Imagine the waveform of a sound wave - there is an amplitude for each point in time, which you can easily take a FT of. This waveform could also be, say, a vibrating guitar string at a fixed moment in time, in which case the units are amplitude vs. distance, but it is still just a function that you can take a FT transform of (now the "frequency" domain is the inverse of distance rather than the inverse of time, but it still works). An image is just a function of amplitude vs. distance, though there are 2 distance variables since an image is 2-dimensional, but the idea is the same, and the Fourier Transform is still defined for functions of 2 or more variables. In a color jpeg, I believe this is done individually for red, blue, and green, and the point at which you cut off the infinite series of Fourier coefficients determines image quality.

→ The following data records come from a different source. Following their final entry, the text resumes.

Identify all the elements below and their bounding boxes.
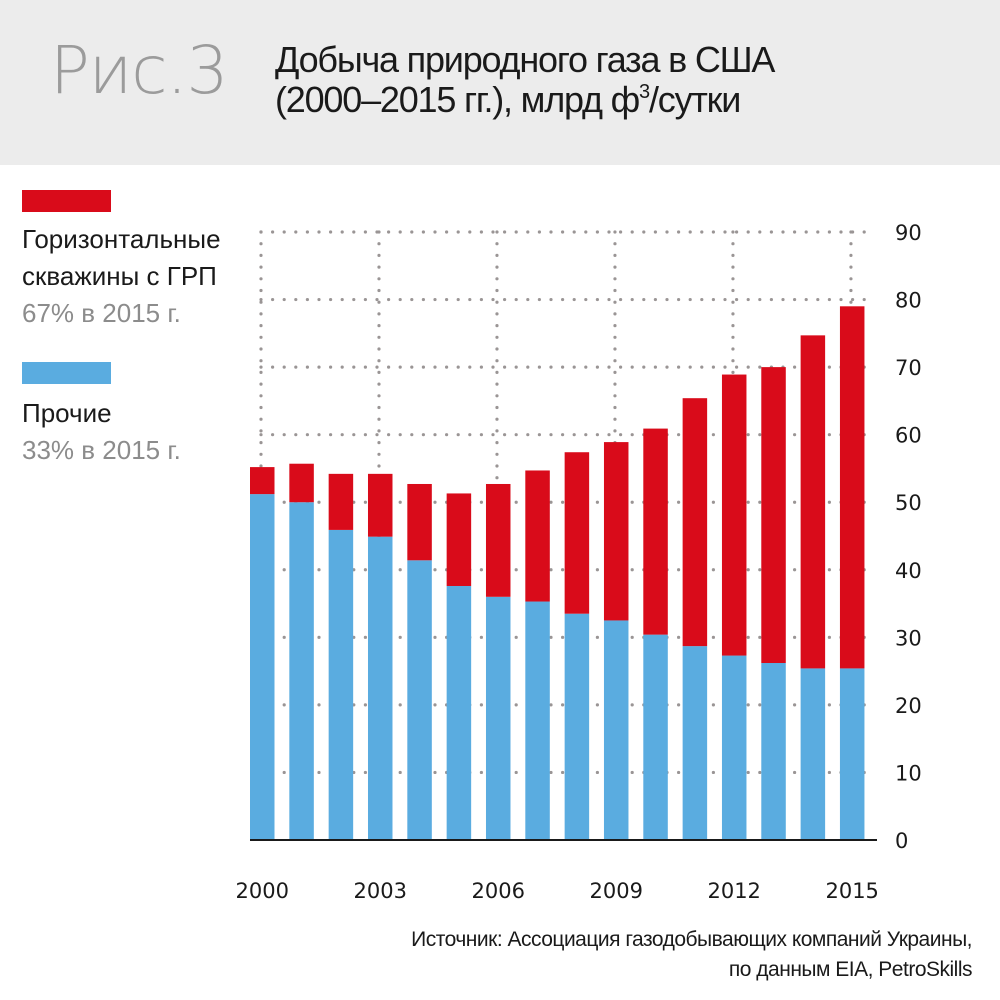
bar-2009-other	[603, 620, 629, 840]
bar-2002-other	[328, 529, 354, 840]
bar-2006-other	[485, 596, 511, 840]
bar-2011-other	[682, 646, 708, 840]
bar-2010-other	[643, 634, 668, 840]
bar-2010-fracking	[643, 428, 668, 635]
chart-title-line2: (2000–2015 гг.), млрд ф3/сутки	[275, 80, 774, 120]
bar-2004-fracking	[407, 483, 432, 561]
x-tick-label: 2015	[825, 879, 878, 903]
y-tick-label: 70	[895, 356, 922, 380]
legend-share-other: 33% в 2015 г.	[22, 435, 181, 465]
bar-2002-fracking	[328, 473, 354, 530]
title-line2-suffix: /сутки	[648, 79, 741, 120]
source-line2: по данным EIA, PetroSkills	[728, 958, 973, 981]
bar-2005-other	[446, 585, 472, 840]
bar-2009-fracking	[603, 442, 629, 621]
legend-swatch-fracking	[22, 190, 111, 212]
bar-2006-fracking	[485, 483, 511, 597]
legend-label-fracking-line1: Горизонтальные	[22, 224, 221, 254]
chart-title-line1: Добыча природного газа в США	[275, 39, 775, 80]
chart-title: Добыча природного газа в США (2000–2015 …	[275, 39, 775, 120]
title-superscript: 3	[639, 81, 650, 103]
x-tick-label: 2000	[236, 879, 289, 903]
bar-2012-fracking	[721, 374, 747, 656]
bar-2015-other	[839, 668, 865, 840]
x-tick-label: 2006	[472, 879, 525, 903]
x-tick-label: 2012	[707, 879, 760, 903]
y-tick-label: 40	[895, 559, 922, 583]
bar-2003-other	[367, 536, 393, 840]
header: Рис.3 Добыча природного газа в США (2000…	[0, 0, 1000, 165]
axes: 0 10 20 30 40 50 60 70 80 90 2000 2003 2006 2009 2012 2…	[236, 221, 922, 903]
y-tick-label: 50	[895, 491, 922, 515]
bar-2007-other	[525, 601, 550, 840]
bar-2015-fracking	[839, 306, 865, 669]
x-tick-label: 2009	[589, 879, 642, 903]
y-tick-label: 90	[895, 221, 922, 245]
source-line1: Источник: Ассоциация газодобывающих комп…	[411, 928, 972, 951]
bar-2001-fracking	[289, 463, 314, 503]
legend-label-fracking-line2: скважины с ГРП	[22, 261, 217, 291]
bars	[250, 306, 865, 840]
legend-label-other: Прочие	[22, 398, 112, 428]
bar-2008-fracking	[564, 452, 590, 614]
bar-2005-fracking	[446, 493, 472, 586]
bar-2014-fracking	[800, 335, 826, 669]
y-tick-label: 30	[895, 626, 922, 650]
bar-2013-other	[761, 663, 786, 840]
y-tick-label: 0	[895, 829, 908, 853]
y-tick-label: 60	[895, 424, 922, 448]
figure-label: Рис.3	[50, 32, 229, 109]
bar-2012-other	[721, 655, 747, 840]
title-line2-prefix: (2000–2015 гг.), млрд ф	[275, 79, 640, 120]
bar-2008-other	[564, 613, 590, 840]
legend-item-other: Прочие 33% в 2015 г.	[22, 395, 181, 469]
x-tick-label: 2003	[354, 879, 407, 903]
bar-2001-other	[289, 502, 314, 840]
y-tick-label: 80	[895, 289, 922, 313]
y-tick-label: 20	[895, 694, 922, 718]
source-note: Источник: Ассоциация газодобывающих комп…	[411, 925, 972, 985]
bar-2000-fracking	[250, 467, 275, 495]
bar-2014-other	[800, 668, 826, 840]
bar-2004-other	[407, 560, 432, 840]
bar-2003-fracking	[367, 473, 393, 537]
legend-item-fracking: Горизонтальные скважины с ГРП 67% в 2015…	[22, 221, 221, 332]
legend-share-fracking: 67% в 2015 г.	[22, 298, 181, 328]
y-tick-label: 10	[895, 761, 922, 785]
bar-2011-fracking	[682, 398, 708, 647]
bar-2013-fracking	[761, 367, 786, 664]
bar-2000-other	[250, 494, 275, 840]
legend-swatch-other	[22, 362, 111, 384]
bar-2007-fracking	[525, 470, 550, 602]
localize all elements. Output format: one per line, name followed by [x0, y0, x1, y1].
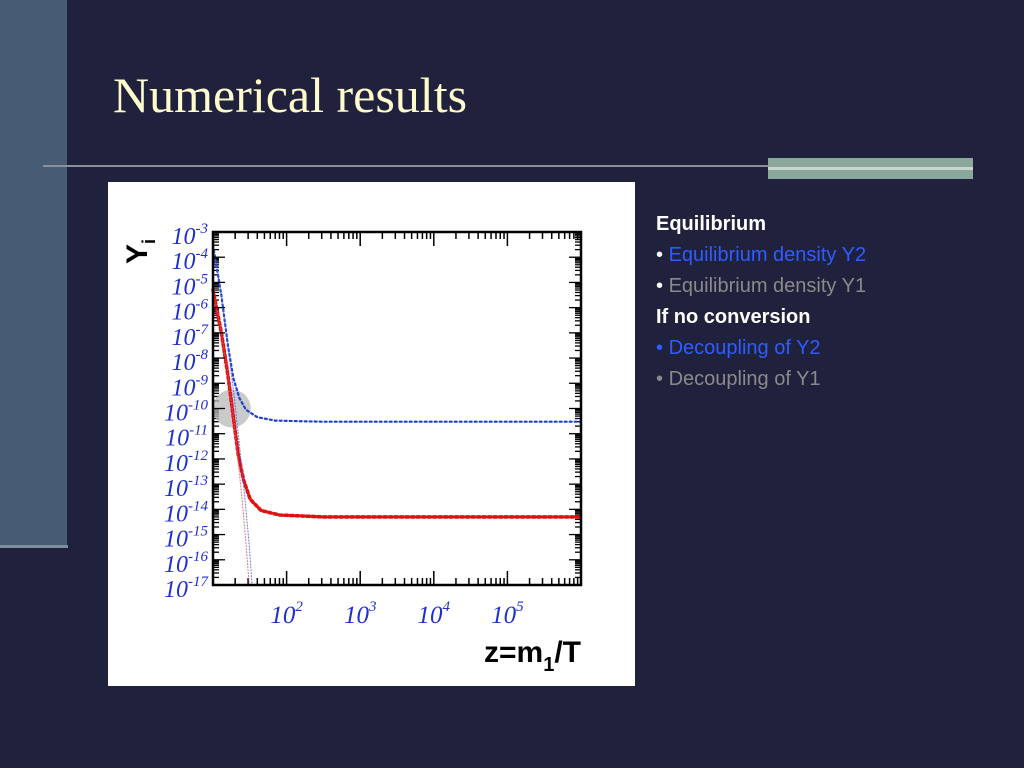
y-tick-label: 10-15: [164, 524, 208, 553]
series-dec_y2: [211, 244, 583, 423]
y-tick-labels: 10-310-410-510-610-710-810-910-1010-1110…: [164, 221, 209, 603]
y-tick-label-base: 10: [172, 249, 196, 275]
y-tick-label: 10-4: [172, 246, 209, 275]
chart-panel: 10-3 10-4 10-5 10-6 10-7 10-8 10-9 10-10 10-11 10…: [108, 182, 635, 686]
y-tick-label-exponent: -12: [188, 448, 208, 464]
bullet-icon: •: [656, 244, 664, 266]
x-tick-label-exponent: 2: [295, 599, 303, 615]
y-tick-label: 10-5: [172, 271, 209, 300]
slide-title: Numerical results: [113, 67, 468, 123]
plot-frame: [211, 230, 583, 587]
y-tick-label: 10-16: [164, 549, 208, 578]
legend-item-eq-y2: • Equilibrium density Y2: [656, 240, 866, 271]
y-tick-label: 10-6: [172, 297, 209, 326]
y-tick-label-exponent: -14: [188, 498, 208, 514]
y-tick-label-base: 10: [172, 274, 196, 300]
y-tick-label-exponent: -3: [196, 221, 209, 237]
y-tick-label-base: 10: [172, 325, 196, 351]
chart-series: [211, 244, 583, 586]
y-tick-label-base: 10: [164, 401, 188, 427]
y-axis-label: Yi: [121, 239, 159, 264]
x-tick-label: 105: [491, 599, 524, 629]
x-tick-label-exponent: 4: [443, 599, 451, 615]
y-tick-label-base: 10: [164, 552, 188, 578]
legend-item-eq-y1: • Equilibrium density Y1: [656, 271, 866, 302]
y-tick-label-exponent: -10: [188, 398, 208, 414]
x-tick-label: 103: [344, 599, 377, 629]
y-tick-label-base: 10: [164, 451, 188, 477]
x-tick-label-exponent: 5: [516, 599, 524, 615]
y-tick-label-exponent: -7: [196, 322, 210, 338]
legend-heading-equilibrium: Equilibrium: [656, 213, 766, 235]
y-tick-label: 10-14: [164, 498, 208, 527]
y-tick-label: 10-12: [164, 448, 208, 477]
legend-label-eq-y1: Equilibrium density Y1: [668, 275, 867, 297]
y-tick-label-exponent: -4: [196, 246, 209, 262]
legend-panel: Equilibrium • Equilibrium density Y2 • E…: [656, 209, 866, 395]
y-tick-label-exponent: -5: [196, 271, 209, 287]
x-tick-labels: 102 103 104 105: [270, 599, 524, 629]
y-tick-label-exponent: -16: [188, 549, 208, 565]
legend-item-dec-y1: • Decoupling of Y1: [656, 364, 866, 395]
y-tick-label-base: 10: [172, 350, 196, 376]
legend-label-dec-y2: Decoupling of Y2: [668, 337, 821, 359]
y-axis-label-main: Y: [121, 244, 154, 264]
y-tick-label-exponent: -9: [196, 372, 209, 388]
legend-heading-no-conversion: If no conversion: [656, 306, 811, 328]
y-tick-label: 10-10: [164, 398, 208, 427]
x-axis-label-main: z=m: [484, 636, 543, 669]
y-tick-label-exponent: -13: [188, 473, 208, 489]
left-accent-edge: [0, 545, 68, 548]
y-tick-label-base: 10: [164, 527, 188, 553]
x-tick-label-exponent: 3: [368, 599, 377, 615]
y-tick-label-base: 10: [164, 501, 188, 527]
y-tick-label-base: 10: [172, 375, 196, 401]
x-axis-label: z=m1/T: [484, 636, 581, 676]
y-tick-label: 10-3: [172, 221, 209, 250]
y-tick-label-base: 10: [164, 577, 188, 603]
x-tick-label-base: 10: [418, 602, 444, 629]
y-tick-label-exponent: -17: [188, 574, 209, 590]
y-tick-label-exponent: -6: [196, 297, 209, 313]
legend-label-eq-y2: Equilibrium density Y2: [668, 244, 867, 266]
series-dec_y1: [211, 288, 583, 519]
divider-accent-line: [768, 167, 973, 170]
x-tick-label: 102: [270, 599, 303, 629]
y-tick-label-exponent: -15: [188, 524, 208, 540]
y-tick-label: 10-17: [164, 574, 209, 603]
major-ticks: [212, 232, 581, 586]
y-tick-label-base: 10: [172, 300, 196, 326]
y-tick-label: 10-9: [172, 372, 209, 401]
y-tick-label-base: 10: [172, 224, 196, 250]
series-eq_y1: [212, 289, 250, 586]
legend-label-dec-y1: Decoupling of Y1: [668, 368, 821, 390]
title-divider: [43, 165, 973, 167]
x-axis-label-suffix: /T: [554, 636, 581, 669]
left-accent-bar: [0, 0, 67, 545]
y-tick-label: 10-11: [165, 423, 208, 452]
relic-density-chart: 10-310-410-510-610-710-810-910-1010-1110…: [121, 221, 583, 676]
bullet-icon: •: [656, 275, 664, 297]
y-tick-label: 10-7: [172, 322, 210, 351]
x-tick-label-base: 10: [491, 602, 517, 629]
minor-ticks: [213, 232, 581, 585]
x-tick-label: 104: [418, 599, 451, 629]
y-tick-label-exponent: -8: [196, 347, 209, 363]
y-axis-label-subscript: i: [139, 239, 159, 244]
x-axis-label-subscript: 1: [543, 654, 554, 676]
x-tick-label-base: 10: [344, 602, 370, 629]
bullet-icon: •: [656, 368, 664, 390]
y-tick-label: 10-13: [164, 473, 208, 502]
y-tick-label-exponent: -11: [189, 423, 208, 439]
series-eq_y2: [212, 244, 253, 586]
x-tick-label-base: 10: [270, 602, 296, 629]
y-tick-label-base: 10: [164, 476, 188, 502]
y-tick-label-base: 10: [165, 426, 189, 452]
y-tick-label: 10-8: [172, 347, 209, 376]
legend-item-dec-y2: • Decoupling of Y2: [656, 333, 866, 364]
bullet-icon: •: [656, 337, 664, 359]
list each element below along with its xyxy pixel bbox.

That said, this picture is awesome! I've never seen it done before.
Another idea to grok: a checkerboard pattern image where every other pixel row and column are alternating full black and full white represents the "highest frequency" image possible at that sample rate (pixel density). This is the 2d equivalent of an alternating sinusoid +1,-1,+1,-1, etc
I learnt fourier transforms as something done to 2D images before I learnt any other applications, so I can draw the FT of a simple image by hand, but I really struggle getting my head around other applications :(
That said, this picture is awesome! I've never seen it done before.